Florence has a large Jewish and Muslim community and there are plenty of places to find kosher and halal foods. Our Diversity, Equity & Inclusion officer can provide a detailed list.


First-Generation Students Abroad & Students from diverse socio-economic backgrounds

Are you the first person in your family to attend a higher-education institution or to go abroad? Are you worried about affordability? These worries are understandable and our staff is here to help. We can even schedule a call with concerned family members.

First-generation students often find great opportunities for growth and enjoyment while abroad.

Not every student spends each weekend traveling to far destinations. ISI Florence is located in a stunning city, full of historic streets and buildings, events, and nearby places to explore! Being centrally located, Florence is also just a short train ride to many other breath-taking places to visit in Italy. Our local student services staff are on hand to help you plan a slew of activities within any budget.

Did you know?
First-generation students often adapt better and quicker to Italian culture than others as they find many similarities with their own culture. This has helped them thrive abroad and become an important point of reference for their peers.


Disabilities in Italy

At ISI Florence, our faculty and staff are trained and experienced in accommodating learning disabilities and work closely with each student to make the appropriate accommodations.

Individuals experiencing mobility difficulties may find Italy to be difficult to navigate. In Italy, streets are still pretty much the way they were planned in the Middle Ages and Renaissance. Many still have their original cobble-stones or replicas of those. People with mobility issues may find many handicaps to overcome in order to get around the historic center. However, there are city ordinances that have been put into place to require most venues and new urban planning projects to take into consideration these issues. Most curbs now have ramps and all the city busses also have devices to make boarding and getting off much easier. Bars and restaurants are also required to adapt access to restrooms for people with disabilities.

Our study facilities have elevators if required and restrooms for people with disabilities. Many of the student apartments are also equipped with ramps and elevators or are on the ground floor for easier access. Staff is also on hand to help with any type of assistance whether it be for visible or non-visible disabilities.

We would be happy to discuss what can be expected when it comes to navigating your experience abroad.


Faith-Based Practices and Considerations

Italy is a secular state but hosts a prevalent Catholic culture. Churches seem to be on every corner and bells ring throughout the day, especially on Sundays. This is a deep-rooted aspect of the culture that can be noticed in banks, post offices, hospitals, police stations, shops, and even schools (though students can now opt-out of religion classes).

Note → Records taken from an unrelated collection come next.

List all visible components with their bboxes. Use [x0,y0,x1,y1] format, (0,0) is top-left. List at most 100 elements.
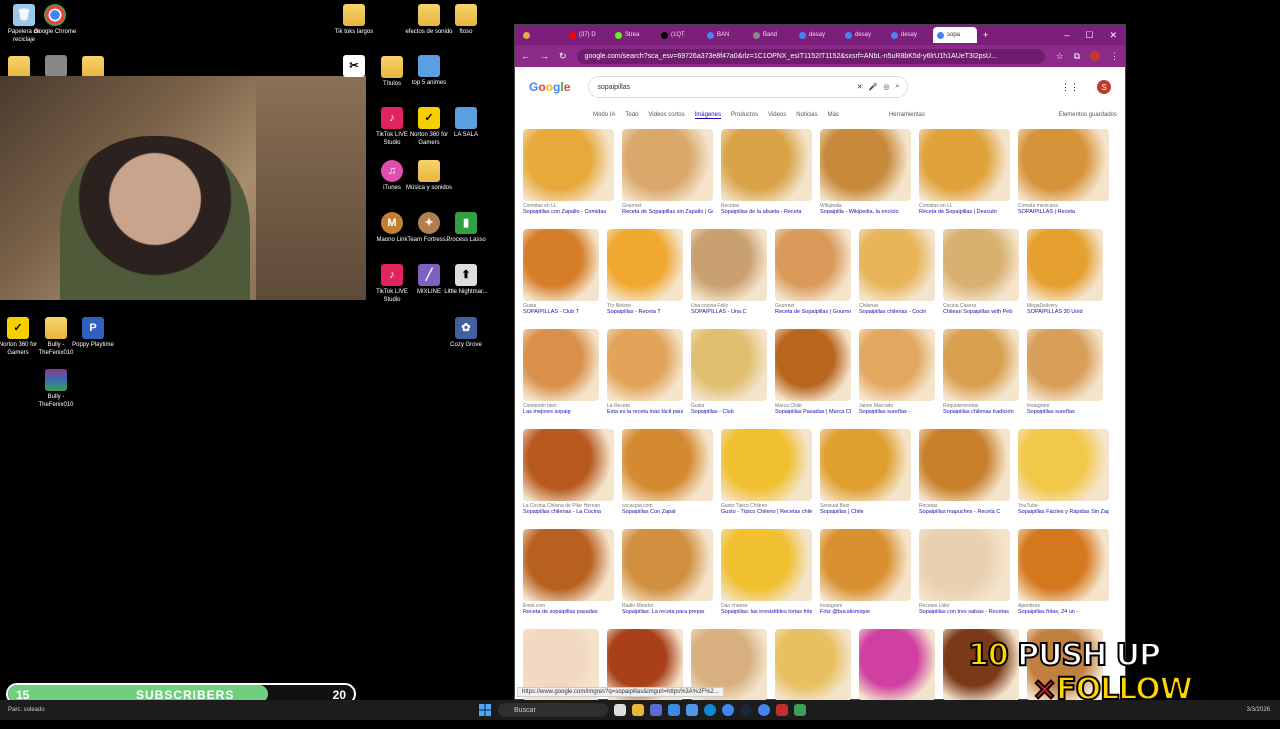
image-caption[interactable]: Sopaipillas - Club [691,409,767,415]
filter-all[interactable]: Todo [625,112,638,118]
filter-images[interactable]: Imágenes [694,112,721,119]
image-thumbnail[interactable] [691,329,767,401]
image-result[interactable]: Emol.com Receta de sopaipillas pasadas [523,529,614,621]
image-caption[interactable]: Sopaipillas Pasadas | Marca Chile [775,409,851,415]
back-icon[interactable]: ← [521,51,530,61]
image-caption[interactable]: Sopaipillas de la abuela - Receta [721,209,812,215]
windows-start-icon[interactable] [478,703,492,717]
reload-icon[interactable]: ↻ [559,51,567,62]
image-caption[interactable]: Sopaipillas Con Zapal [622,509,713,515]
folder-icon[interactable]: Música y sonidos [405,160,453,192]
tab-4[interactable]: BAN [703,27,747,43]
file-explorer-icon[interactable] [632,704,644,716]
poppy-icon[interactable]: P Poppy Playtime [69,317,117,349]
image-thumbnail[interactable] [775,229,851,301]
image-result[interactable]: La Receta Esta es la receta más fácil par… [607,329,683,421]
image-result[interactable]: Gusto Tipico Chileno Gusto - Típico Chile… [721,429,812,521]
image-caption[interactable]: Las mejores sopaip [523,409,599,415]
image-thumbnail[interactable] [919,129,1010,201]
image-caption[interactable]: Sopaipillas chilenas - La Cocina [523,509,614,515]
image-result[interactable]: Instagram Fritz @bucalismique [820,529,911,621]
image-result[interactable]: Radio Mirador Sopaipillas: La receta para… [622,529,713,621]
clear-icon[interactable]: ✕ [857,83,863,91]
image-thumbnail[interactable] [820,429,911,501]
avatar[interactable]: S [1097,80,1111,94]
tab-9-active[interactable]: sopa [933,27,977,43]
image-result[interactable]: Recetas Sopaipillas mapuches - Receta C [919,429,1010,521]
image-result[interactable]: Marca Chile Sopaipillas Pasadas | Marca C… [775,329,851,421]
image-caption[interactable]: SOPAIPILLAS 30 Unid [1027,309,1103,315]
image-thumbnail[interactable] [607,229,683,301]
tab-3[interactable]: (1QT [657,27,701,43]
image-thumbnail[interactable] [1018,429,1109,501]
image-caption[interactable]: Sopaipillas sureñas [1027,409,1103,415]
image-thumbnail[interactable] [523,129,614,201]
close-icon[interactable]: ✕ [1109,30,1117,41]
tab-2[interactable]: Strea [611,27,655,43]
document-icon[interactable]: ⬆ Little Nightmar... [442,264,490,296]
image-result[interactable]: Requeterecetas Sopaipillas chilenas tradi… [943,329,1019,421]
image-caption[interactable]: SOPAIPILLAS - Una C [691,309,767,315]
image-thumbnail[interactable] [721,429,812,501]
image-caption[interactable]: Sopaipillas sureñas - [859,409,935,415]
image-thumbnail[interactable] [523,229,599,301]
image-caption[interactable]: Sopaipillas chilenas tradición [943,409,1019,415]
image-thumbnail[interactable] [943,329,1019,401]
image-result[interactable]: Comiendo bien Las mejores sopaip [523,329,599,421]
image-thumbnail[interactable] [820,529,911,601]
forward-icon[interactable]: → [540,51,549,61]
profile-icon[interactable] [1090,51,1100,61]
tools-button[interactable]: Herramientas [889,112,925,118]
image-thumbnail[interactable] [919,529,1010,601]
image-caption[interactable]: Sopaipillas: La receta para prepar [622,609,713,615]
lens-icon[interactable]: ◎ [883,83,889,91]
taskbar-clock[interactable]: 3/3/2026 [1247,707,1270,713]
weather-widget[interactable]: Parc. soleado [8,707,45,713]
extensions-icon[interactable]: ⧉ [1074,51,1080,62]
image-thumbnail[interactable] [943,229,1019,301]
image-thumbnail[interactable] [1027,329,1103,401]
image-result[interactable]: Jaime Marcado Sopaipillas sureñas - [859,329,935,421]
image-result[interactable]: Chilenas Sopaipillas chilenas - Cocin [859,229,935,321]
tab-8[interactable]: desay [887,27,931,43]
image-result[interactable]: Gusta Sopaipillas - Club [691,329,767,421]
image-caption[interactable]: Sopaipillas: las irresistibles tortas fr… [721,609,812,615]
image-caption[interactable]: Fritz @bucalismique [820,609,911,615]
image-caption[interactable]: Receta de sopaipillas pasadas [523,609,614,615]
image-thumbnail[interactable] [622,529,713,601]
image-result[interactable]: Sensual Baio Sopaipillas | Chile [820,429,911,521]
image-caption[interactable]: Sopaipillas chilenas - Cocin [859,309,935,315]
filter-news[interactable]: Noticias [796,112,817,118]
image-result[interactable]: Comida mexicana SOPAIPILLAS | Receta [1018,129,1109,221]
image-result[interactable]: Gusta SOPAIPILLAS - Club T [523,229,599,321]
image-thumbnail[interactable] [775,329,851,401]
filter-products[interactable]: Productos [731,112,758,118]
image-caption[interactable]: Esta es la receta más fácil para hacer [607,409,683,415]
image-thumbnail[interactable] [523,329,599,401]
minimize-icon[interactable]: – [1064,30,1069,41]
chrome-taskbar-icon-2[interactable] [758,704,770,716]
image-thumbnail[interactable] [607,329,683,401]
filter-short-videos[interactable]: Videos cortos [648,112,684,118]
image-result[interactable]: Recetas Lider Sopaipillas con tres salsas… [919,529,1010,621]
image-thumbnail[interactable] [622,429,713,501]
new-tab-icon[interactable]: + [983,30,988,40]
tab-0[interactable] [519,27,563,43]
image-result[interactable]: La Cocina Chilena de Pilar Hernan Sopaipi… [523,429,614,521]
image-thumbnail[interactable] [691,229,767,301]
image-caption[interactable]: Gusto - Típico Chileno | Recetas chilena… [721,509,812,515]
image-caption[interactable]: SOPAIPILLAS | Receta [1018,209,1109,215]
task-view-icon[interactable] [614,704,626,716]
search-icon[interactable]: ⌕ [895,83,899,91]
filter-more[interactable]: Más [828,112,839,118]
image-result[interactable]: Comidas en LL Sopaipillas con Zapallo - C… [523,129,614,221]
image-thumbnail[interactable] [919,429,1010,501]
taskbar-search-input[interactable]: Buscar [498,703,608,717]
edge-icon[interactable] [704,704,716,716]
image-caption[interactable]: Receta de Sopaipillas sin Zapallo | Gour [622,209,713,215]
filter-videos[interactable]: Videos [768,112,786,118]
image-result[interactable]: Comidas en LL Receta de Sopaipillas | Des… [919,129,1010,221]
image-result[interactable]: Cocina Casera Chilean Sopaipillas with Pe… [943,229,1019,321]
image-result[interactable]: Gourmet Receta de Sopaipillas | Gourmet [775,229,851,321]
tab-1[interactable]: (37) D [565,27,609,43]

That said, many other religions are represented in Italy and major cities offer a greater diversity of faith. For example, Florence hosts a large and active Jewish community (and a stunningly historic synagogue). You can also find mosques as well as Eastern Orthodox, Anglican, Episcopalian, Lutheran, and Methodist churches.

Youth group culture also exists in Italy. Florence has a large university student population that organizes faith-based groups of all denominations. These groups often create study groups, host free or cheap dinners, or engage in fun activities like dancing flash mobs and cultural events.

Our staff have all undergone DEI training and are aware of the constant change and issues of the host environment. Should you have any questions about related topics or wish to share your own experience with us, please know that you are welcome to contact any member of our team or contact us to be connected with our Diversity, Equity, and Inclusion Officer.

Diversity and need-based scholarships, grants, and work-study programs

To apply for scholarships, grants, and other forms of financial aid, applicants must first submit a completed application form and contact an admissions specialist to discuss funding options. Awards are based on academic performance, financial need, and diversity.